One other thing--I made the wear as smooth as possible. It seems as though even small bumps or rough spots will snag a shaving.

Every day that I learn something new is a good day indeed.

*You may notice that the mouth opening is awfully large. I'll add an insert later on to tighten it up.

6 comments:

Eric said...

Some mighty sweet shavings there Kari !
Really cool seeing how you diagnosed, then rectified that shaving exit issue.
I'm enjoying this build a lot.
Thank you.

Vic Hubbard said...

I'm happy to learn "something" new every day. But, this learning most everything I do as new every day is getting a bit old. I can't wait until I'm as far along in my journey as you. Today I learned the term "wear". I'd never heard that term. Does this plane have a name yet, or are you still waiting for it to reveal itself?

sheworkswood.com said...

Some times I like the fiddling process and can get really caught up in it for hours .. problem solving, trying things. Some time I get really frustrated by it.

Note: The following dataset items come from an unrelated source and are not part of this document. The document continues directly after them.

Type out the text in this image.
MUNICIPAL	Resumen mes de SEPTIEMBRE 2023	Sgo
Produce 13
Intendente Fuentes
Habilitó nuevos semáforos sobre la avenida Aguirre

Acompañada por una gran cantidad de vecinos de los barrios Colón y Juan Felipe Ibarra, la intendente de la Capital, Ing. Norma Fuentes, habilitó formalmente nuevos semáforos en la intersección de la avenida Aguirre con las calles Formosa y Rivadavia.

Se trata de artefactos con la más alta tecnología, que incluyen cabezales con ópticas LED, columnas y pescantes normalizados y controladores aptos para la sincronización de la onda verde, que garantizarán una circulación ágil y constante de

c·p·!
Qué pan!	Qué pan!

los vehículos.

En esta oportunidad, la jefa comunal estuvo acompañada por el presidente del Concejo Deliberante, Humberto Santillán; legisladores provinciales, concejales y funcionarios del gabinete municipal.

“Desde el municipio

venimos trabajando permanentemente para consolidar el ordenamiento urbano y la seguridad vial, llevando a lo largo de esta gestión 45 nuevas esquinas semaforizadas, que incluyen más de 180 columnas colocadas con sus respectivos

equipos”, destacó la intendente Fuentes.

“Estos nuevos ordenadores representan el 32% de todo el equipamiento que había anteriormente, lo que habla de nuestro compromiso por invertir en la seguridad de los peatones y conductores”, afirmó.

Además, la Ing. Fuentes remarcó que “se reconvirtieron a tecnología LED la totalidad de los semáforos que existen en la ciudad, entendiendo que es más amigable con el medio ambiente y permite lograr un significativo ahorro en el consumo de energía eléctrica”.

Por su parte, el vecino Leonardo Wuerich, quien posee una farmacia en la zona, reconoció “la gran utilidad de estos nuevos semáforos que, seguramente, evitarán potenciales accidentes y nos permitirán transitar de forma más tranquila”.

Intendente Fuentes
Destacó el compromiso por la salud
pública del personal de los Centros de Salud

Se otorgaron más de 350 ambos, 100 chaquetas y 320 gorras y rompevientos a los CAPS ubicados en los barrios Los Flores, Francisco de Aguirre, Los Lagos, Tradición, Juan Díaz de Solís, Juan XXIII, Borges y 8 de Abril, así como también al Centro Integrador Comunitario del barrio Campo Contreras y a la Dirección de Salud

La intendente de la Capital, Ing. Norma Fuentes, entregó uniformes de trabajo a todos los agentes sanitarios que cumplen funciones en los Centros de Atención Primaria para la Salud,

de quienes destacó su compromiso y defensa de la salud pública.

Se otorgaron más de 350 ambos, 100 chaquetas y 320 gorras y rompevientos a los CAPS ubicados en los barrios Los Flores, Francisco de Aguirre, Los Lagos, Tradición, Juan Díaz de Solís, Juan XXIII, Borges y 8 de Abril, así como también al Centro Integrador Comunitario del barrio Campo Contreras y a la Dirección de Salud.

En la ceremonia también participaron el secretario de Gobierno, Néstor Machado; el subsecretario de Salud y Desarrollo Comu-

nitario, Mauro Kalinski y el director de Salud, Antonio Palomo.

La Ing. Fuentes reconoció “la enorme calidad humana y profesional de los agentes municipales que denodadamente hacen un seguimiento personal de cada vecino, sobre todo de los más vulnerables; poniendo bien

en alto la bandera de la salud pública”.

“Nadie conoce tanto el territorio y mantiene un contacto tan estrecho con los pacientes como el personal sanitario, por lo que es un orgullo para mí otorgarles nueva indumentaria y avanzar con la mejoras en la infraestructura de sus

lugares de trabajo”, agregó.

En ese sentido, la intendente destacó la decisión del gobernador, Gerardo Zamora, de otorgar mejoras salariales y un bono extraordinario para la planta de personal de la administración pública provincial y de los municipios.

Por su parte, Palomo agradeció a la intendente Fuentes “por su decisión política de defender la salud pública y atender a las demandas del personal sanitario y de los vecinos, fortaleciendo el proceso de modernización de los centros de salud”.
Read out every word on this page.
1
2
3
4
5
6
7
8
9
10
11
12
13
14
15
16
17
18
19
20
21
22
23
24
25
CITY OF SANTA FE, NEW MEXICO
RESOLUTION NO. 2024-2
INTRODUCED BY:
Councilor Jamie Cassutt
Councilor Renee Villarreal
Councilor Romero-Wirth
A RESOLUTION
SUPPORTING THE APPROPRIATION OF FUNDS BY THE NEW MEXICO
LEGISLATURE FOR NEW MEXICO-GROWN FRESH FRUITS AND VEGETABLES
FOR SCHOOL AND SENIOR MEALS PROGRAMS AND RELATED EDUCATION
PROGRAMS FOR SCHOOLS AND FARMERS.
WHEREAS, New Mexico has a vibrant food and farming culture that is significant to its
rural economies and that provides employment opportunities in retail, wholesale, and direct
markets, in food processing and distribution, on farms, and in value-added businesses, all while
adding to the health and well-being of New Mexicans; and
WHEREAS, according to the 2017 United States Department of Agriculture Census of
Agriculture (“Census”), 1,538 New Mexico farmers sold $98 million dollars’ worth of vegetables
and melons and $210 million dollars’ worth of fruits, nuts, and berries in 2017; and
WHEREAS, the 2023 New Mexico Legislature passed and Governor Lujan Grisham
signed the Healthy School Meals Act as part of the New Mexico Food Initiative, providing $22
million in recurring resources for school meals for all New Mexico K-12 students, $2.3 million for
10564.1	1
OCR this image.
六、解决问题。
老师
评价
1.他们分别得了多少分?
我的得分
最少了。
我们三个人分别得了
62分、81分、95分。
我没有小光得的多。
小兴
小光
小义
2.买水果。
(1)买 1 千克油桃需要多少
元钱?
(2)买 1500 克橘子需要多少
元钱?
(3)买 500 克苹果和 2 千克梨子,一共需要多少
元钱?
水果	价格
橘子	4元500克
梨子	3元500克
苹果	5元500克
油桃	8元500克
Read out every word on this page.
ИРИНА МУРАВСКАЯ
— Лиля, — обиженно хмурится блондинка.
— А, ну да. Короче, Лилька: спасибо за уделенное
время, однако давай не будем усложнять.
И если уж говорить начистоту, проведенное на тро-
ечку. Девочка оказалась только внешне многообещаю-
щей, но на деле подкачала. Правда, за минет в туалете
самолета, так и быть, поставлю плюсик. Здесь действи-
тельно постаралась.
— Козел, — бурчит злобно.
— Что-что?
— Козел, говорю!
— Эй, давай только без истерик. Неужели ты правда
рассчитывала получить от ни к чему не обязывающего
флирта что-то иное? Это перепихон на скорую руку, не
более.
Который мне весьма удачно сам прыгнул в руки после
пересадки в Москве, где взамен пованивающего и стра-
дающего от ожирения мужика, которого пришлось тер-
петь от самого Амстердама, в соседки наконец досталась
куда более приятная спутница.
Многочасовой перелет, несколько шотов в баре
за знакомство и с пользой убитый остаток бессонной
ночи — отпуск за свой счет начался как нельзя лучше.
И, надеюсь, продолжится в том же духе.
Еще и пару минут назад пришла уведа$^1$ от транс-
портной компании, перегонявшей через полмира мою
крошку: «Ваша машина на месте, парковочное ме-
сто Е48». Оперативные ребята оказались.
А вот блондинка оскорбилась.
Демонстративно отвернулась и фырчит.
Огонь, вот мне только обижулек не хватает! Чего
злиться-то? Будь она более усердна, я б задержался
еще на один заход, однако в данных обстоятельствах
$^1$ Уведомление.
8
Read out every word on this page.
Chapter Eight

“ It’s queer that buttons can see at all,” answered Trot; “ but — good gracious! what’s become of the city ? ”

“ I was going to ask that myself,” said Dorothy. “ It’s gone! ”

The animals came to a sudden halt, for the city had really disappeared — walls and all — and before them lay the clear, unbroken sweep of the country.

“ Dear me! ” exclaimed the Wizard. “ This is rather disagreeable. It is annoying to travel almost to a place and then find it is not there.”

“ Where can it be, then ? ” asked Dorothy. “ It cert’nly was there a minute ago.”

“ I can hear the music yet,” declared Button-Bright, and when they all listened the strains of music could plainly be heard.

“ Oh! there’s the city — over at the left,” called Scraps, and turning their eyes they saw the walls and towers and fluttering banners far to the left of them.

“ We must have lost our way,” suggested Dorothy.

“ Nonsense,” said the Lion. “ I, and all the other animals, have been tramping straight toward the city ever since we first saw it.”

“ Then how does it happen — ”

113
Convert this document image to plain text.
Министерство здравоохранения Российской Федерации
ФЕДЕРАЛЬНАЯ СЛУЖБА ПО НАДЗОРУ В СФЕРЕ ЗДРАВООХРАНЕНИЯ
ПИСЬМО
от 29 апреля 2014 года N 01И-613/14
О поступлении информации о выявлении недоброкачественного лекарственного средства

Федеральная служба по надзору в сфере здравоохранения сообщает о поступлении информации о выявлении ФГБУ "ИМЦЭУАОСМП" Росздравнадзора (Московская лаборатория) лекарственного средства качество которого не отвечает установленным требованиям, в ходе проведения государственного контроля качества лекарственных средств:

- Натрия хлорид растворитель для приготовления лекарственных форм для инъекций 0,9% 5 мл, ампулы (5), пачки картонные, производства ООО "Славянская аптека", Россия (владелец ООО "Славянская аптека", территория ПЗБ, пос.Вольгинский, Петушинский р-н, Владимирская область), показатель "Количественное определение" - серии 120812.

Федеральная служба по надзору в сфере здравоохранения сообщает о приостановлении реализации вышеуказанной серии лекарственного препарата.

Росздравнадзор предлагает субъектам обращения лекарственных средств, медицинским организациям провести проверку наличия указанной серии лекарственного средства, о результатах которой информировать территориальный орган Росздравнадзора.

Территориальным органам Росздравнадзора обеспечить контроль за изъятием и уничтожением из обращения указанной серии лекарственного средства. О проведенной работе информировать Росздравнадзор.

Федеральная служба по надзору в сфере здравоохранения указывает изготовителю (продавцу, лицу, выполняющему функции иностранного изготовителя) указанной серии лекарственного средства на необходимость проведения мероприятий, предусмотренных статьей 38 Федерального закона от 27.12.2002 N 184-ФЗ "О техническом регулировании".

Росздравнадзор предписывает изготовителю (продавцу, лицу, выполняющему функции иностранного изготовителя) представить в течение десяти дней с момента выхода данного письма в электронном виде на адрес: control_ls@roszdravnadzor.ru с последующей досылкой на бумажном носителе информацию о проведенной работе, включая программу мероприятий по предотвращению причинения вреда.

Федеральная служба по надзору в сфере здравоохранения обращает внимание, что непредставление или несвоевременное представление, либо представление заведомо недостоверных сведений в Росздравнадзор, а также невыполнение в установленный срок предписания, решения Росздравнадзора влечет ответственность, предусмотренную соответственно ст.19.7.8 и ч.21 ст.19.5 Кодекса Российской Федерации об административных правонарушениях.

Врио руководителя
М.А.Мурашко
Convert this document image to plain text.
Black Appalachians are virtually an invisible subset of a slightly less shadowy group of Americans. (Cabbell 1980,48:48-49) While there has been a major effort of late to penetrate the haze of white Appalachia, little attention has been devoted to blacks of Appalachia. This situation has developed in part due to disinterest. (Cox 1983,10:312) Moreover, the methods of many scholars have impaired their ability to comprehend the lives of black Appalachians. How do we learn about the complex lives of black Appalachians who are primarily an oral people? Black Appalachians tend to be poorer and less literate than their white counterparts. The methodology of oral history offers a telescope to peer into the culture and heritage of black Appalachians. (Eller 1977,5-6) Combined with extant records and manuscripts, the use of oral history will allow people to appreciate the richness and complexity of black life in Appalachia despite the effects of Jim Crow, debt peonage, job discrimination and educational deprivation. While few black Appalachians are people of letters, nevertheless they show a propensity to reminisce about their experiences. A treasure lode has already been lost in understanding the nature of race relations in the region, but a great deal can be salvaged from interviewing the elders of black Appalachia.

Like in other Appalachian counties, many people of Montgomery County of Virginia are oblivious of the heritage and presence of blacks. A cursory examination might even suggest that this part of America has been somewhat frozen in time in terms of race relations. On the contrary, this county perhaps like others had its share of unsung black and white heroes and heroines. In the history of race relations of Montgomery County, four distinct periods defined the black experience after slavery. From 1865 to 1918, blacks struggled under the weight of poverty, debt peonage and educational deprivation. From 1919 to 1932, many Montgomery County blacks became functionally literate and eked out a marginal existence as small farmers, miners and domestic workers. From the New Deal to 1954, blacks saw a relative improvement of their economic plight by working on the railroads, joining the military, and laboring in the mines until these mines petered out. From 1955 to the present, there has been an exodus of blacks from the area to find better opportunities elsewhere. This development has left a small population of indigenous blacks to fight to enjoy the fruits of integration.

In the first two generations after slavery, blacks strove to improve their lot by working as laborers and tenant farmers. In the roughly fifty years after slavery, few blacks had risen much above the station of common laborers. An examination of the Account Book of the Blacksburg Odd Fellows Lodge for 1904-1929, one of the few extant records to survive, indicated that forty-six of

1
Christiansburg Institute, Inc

Just wondering which one it was for this plane .. maybe both?

Kari Hultman said...

Thanks, Eric. This is one of the most fun projects I've ever worked on, largely because I'm learning so much.

Vic, the term "wear" is one I found in one of my books, so I don't know if planemakers use that term or not. My plane does have a name! It's Sven. Nancy asked me how I come up with these names. "I don't," I told her, "they name themselves." (Remember the brain cells I killed....)

Marilyn, I love, love, love to solve problems and figure things out for myself.

Mark Fairchild said...

From the photos, it looks like you're using a single iron without chip breaker, Old Street Tool style. I may have missed it but what was your choice of blade?

Kari Hultman said...

Mark, a single iron is my preference. I bought the blade from Lee Valley. It's 01 steel and is 1/8" thick x 2 1/8" wide x 6" long. I'm very happy with it--sharpens up nicely.